Les enquêteurs ont diffusé hier une nouvelle photo du suspect : il apparaît cette fois coiffé d’un bonnet beige et vêtu d’une veste rouge. Préfecture de police de Paris/AFP
La police française poursuivait hier sa traque de l’inconnu qui a blessé grièvement la veille à Paris un photographe du journal Libération, tiré sur une banque et pris en otage un automobiliste, alors que des centaines de témoins se sont déjà manifestés après la diffusion de son descriptif.
Selon une source proche du dossier, les policiers disposent de « nombreux éléments » d’enquête, mais le suspect, un homme de 35 à 45 ans de type européen, n’a « toujours pas été identifié ».
Les enquêteurs ont diffusé hier une nouvelle photo du suspect montrant l’homme debout et de face, le visage rond et le regard fixe. Il apparaît cette fois coiffé d’un bonnet beige et vêtu d’une veste rouge.
Dans l’entrée de Libé, il portait « une parka kaki ou pull vert, une doudoune foncée sans manches », selon le descriptif de l’appel à témoin lancé la veille au soir par le procureur de la République de Paris.
Depuis, la brigade criminelle de la police judiciaire a reçu plus de 400 appels, dont 120 « sont pris au sérieux et ont fait l’objet d’une fiche de renseignement », selon une source policière.

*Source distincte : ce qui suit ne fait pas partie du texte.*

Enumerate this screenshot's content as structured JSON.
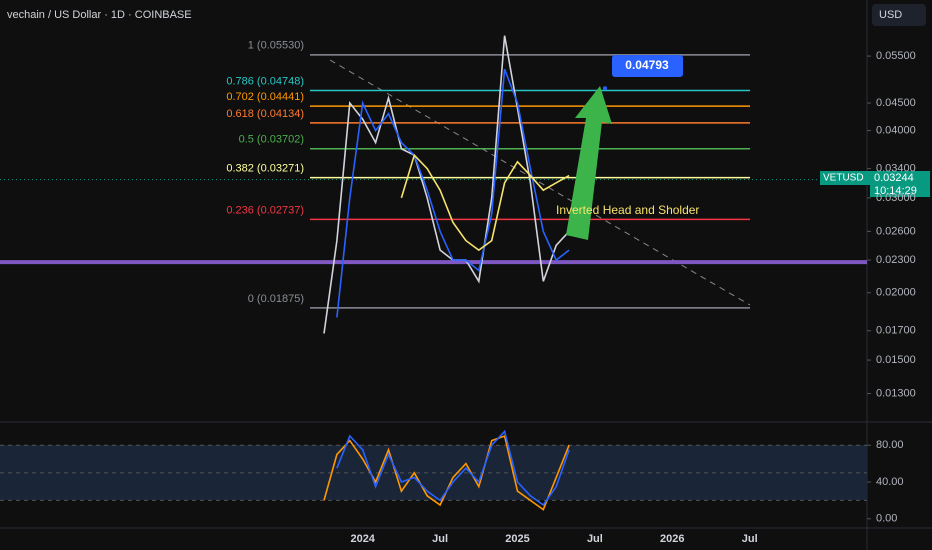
{
  "chart_data": [
    {
      "type": "line",
      "title": "vechain / US Dollar · 1D · COINBASE",
      "currency_button": "USD",
      "log_scale": true,
      "categories": [
        null,
        null,
        null,
        "2024",
        null,
        null,
        null,
        null,
        null,
        "Jul",
        null,
        null,
        null,
        null,
        null,
        "2025",
        null,
        null,
        null,
        null,
        null,
        "Jul",
        null,
        null,
        null,
        null,
        null,
        "2026",
        null,
        null,
        null,
        null,
        null,
        "Jul",
        null
      ],
      "series": [
        {
          "color": "#d1d4dc",
          "values": [
            0.0168,
            0.025,
            0.045,
            0.042,
            0.038,
            0.046,
            0.037,
            0.036,
            0.03,
            0.024,
            0.023,
            0.023,
            0.021,
            0.03,
            0.06,
            0.044,
            0.032,
            0.021,
            0.0245,
            0.026,
            null,
            null,
            null,
            null,
            null,
            null,
            null,
            null,
            null,
            null,
            null,
            null,
            null,
            null,
            null
          ]
        },
        {
          "color": "#2962ff",
          "values": [
            null,
            0.018,
            0.03,
            0.045,
            0.04,
            0.043,
            0.038,
            0.036,
            0.031,
            0.026,
            0.023,
            0.023,
            0.022,
            0.028,
            0.052,
            0.045,
            0.034,
            0.026,
            0.023,
            0.024,
            null,
            null,
            null,
            null,
            null,
            null,
            null,
            null,
            null,
            null,
            null,
            null,
            null,
            null,
            null
          ]
        },
        {
          "color": "#f7e26b",
          "values": [
            null,
            null,
            null,
            null,
            null,
            null,
            0.03,
            0.036,
            0.034,
            0.031,
            0.027,
            0.025,
            0.024,
            0.025,
            0.032,
            0.035,
            0.033,
            0.031,
            0.032,
            0.033,
            null,
            null,
            null,
            null,
            null,
            null,
            null,
            null,
            null,
            null,
            null,
            null,
            null,
            null,
            null
          ]
        }
      ],
      "ylim": [
        0.01161,
        0.0699
      ],
      "yticks": [
        {
          "value": 0.055,
          "label": "0.05500"
        },
        {
          "value": 0.045,
          "label": "0.04500"
        },
        {
          "value": 0.04,
          "label": "0.04000"
        },
        {
          "value": 0.034,
          "label": "0.03400"
        },
        {
          "value": 0.03,
          "label": "0.03000"
        },
        {
          "value": 0.026,
          "label": "0.02600"
        },
        {
          "value": 0.023,
          "label": "0.02300"
        },
        {
          "value": 0.02,
          "label": "0.02000"
        },
        {
          "value": 0.017,
          "label": "0.01700"
        },
        {
          "value": 0.015,
          "label": "0.01500"
        },
        {
          "value": 0.013,
          "label": "0.01300"
        }
      ],
      "fib_levels": [
        {
          "value": 0.0553,
          "label": "1 (0.05530)",
          "color": "#8a8d96"
        },
        {
          "value": 0.04748,
          "label": "0.786 (0.04748)",
          "color": "#26c6c6"
        },
        {
          "value": 0.04441,
          "label": "0.702 (0.04441)",
          "color": "#ff9800"
        },
        {
          "value": 0.04134,
          "label": "0.618 (0.04134)",
          "color": "#ff7a2f"
        },
        {
          "value": 0.03702,
          "label": "0.5 (0.03702)",
          "color": "#4caf50"
        },
        {
          "value": 0.03271,
          "label": "0.382 (0.03271)",
          "color": "#ffff9e"
        },
        {
          "value": 0.02737,
          "label": "0.236 (0.02737)",
          "color": "#f23645"
        },
        {
          "value": 0.01875,
          "label": "0 (0.01875)",
          "color": "#8a8d96"
        }
      ],
      "support_line": 0.0228,
      "target": 0.04793,
      "annotation": "Inverted Head and Sholder",
      "symbol": "VETUSD",
      "last_price": 0.03244,
      "countdown": "10:14:29"
    },
    {
      "type": "line",
      "series": [
        {
          "color": "#ff9800",
          "values": [
            20,
            70,
            85,
            65,
            40,
            75,
            30,
            50,
            25,
            15,
            45,
            60,
            35,
            85,
            90,
            30,
            20,
            10,
            45,
            80,
            null,
            null,
            null,
            null,
            null,
            null,
            null,
            null,
            null,
            null,
            null,
            null,
            null,
            null,
            null
          ]
        },
        {
          "color": "#2962ff",
          "values": [
            null,
            55,
            90,
            75,
            35,
            70,
            40,
            45,
            30,
            20,
            40,
            55,
            40,
            80,
            95,
            40,
            25,
            15,
            35,
            75,
            null,
            null,
            null,
            null,
            null,
            null,
            null,
            null,
            null,
            null,
            null,
            null,
            null,
            null,
            null
          ]
        }
      ],
      "ylim": [
        -10,
        102
      ],
      "yticks": [
        {
          "value": 80,
          "label": "80.00"
        },
        {
          "value": 40,
          "label": "40.00"
        },
        {
          "value": 0,
          "label": "0.00"
        }
      ],
      "reference_lines": [
        80,
        50,
        20
      ]
    }
  ]
}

Plusieurs personnes ont été interpellées ou contrôlées depuis lundi, en vain.
C’est un « véritable danger », a souligné le ministre français de l’Intérieur, Manuel Valls, à qui le président François Hollande a demandé d’utiliser « tous les moyens » pour « arrêter celui qui a tenté de tuer et qui peut tuer encore ». « Nous ne serons tranquilles que lorsque nous aurons mis la main sur lui », a ajouté M. Valls.
Des témoins ont décrit un homme « calme et déterminé », qui « sait très bien ce qu’il fait ». Un expert-psychiatre interrogé, Daniel Zagury, a évoqué un comportement solitaire qui fait penser à « une sorte de fuite en avant d’un homme désespéré ».
Dans la capitale, si des policiers sont visibles aux abords des grands médias, cible privilégiée du tireur, les forces de l’ordre ne sont pas plus visibles qu’à l’ordinaire dans les transports en commun, ont rapporté des journalistes de l’AFP.
Le suspect, qui est doté du fusil de chasse le plus répandu en France, de calibre 12, s’en était pour la première fois pris vendredi au siège de la chaîne d’informations BFMTV. Sur les images de vidéo interne diffusées par cette chaîne, l’homme est montré dévalant un escalier, sortant son arme de son sac, invectivant en la brandissant un rédacteur en chef, Philippe Antoine, se trouvant à l’accueil. « La prochaine fois, je ne vous raterai pas », a lancé l’individu au journaliste avant de repartir aussi vite qu’il était venu. Son arme, d’un coût minimum de 150 euros, est en vente sur présentation d’un permis de chasse ou d’une licence de tir.
« Prêt à tout »
Lundi matin, l’homme en cavale s’est rendu au cœur de Paris au siège de Libération. Là, il a sorti son fusil « et a tiré deux fois », comme le titre hier en une le journal, blessant grièvement un photographe assistant de 23 ans, qui remplaçait au pied levé un collaborateur régulier. Une heure et demie plus tard, au moment où des mesures de sécurité étaient prises dans tous les grands médias à Paris, le tireur a déchargé son arme sur la façade d’une banque dans le quartier des affaires de la Défense, dans la banlieue ouest de la capitale. Il a ensuite pris en otage un automobiliste retraité, lui ordonnant de le conduire dans une avenue adjacente des Champs-Élysées. Selon certains médias, cet automobiliste, à qui l’individu avait intimé l’ordre de ne rien dire à la police, est rentré chez lui, ne prévenant que tardivement les forces de l’ordre de sa brève prise en otage.
Selon son témoignage, l’homme lui a affirmé « sortir de prison, être prêt à tout, et avoir une grenade » dans son sac.
Hier, le jeune assistant photographe était toujours dans un état critique après avoir été atteint de deux balles au thorax et à l’abdomen.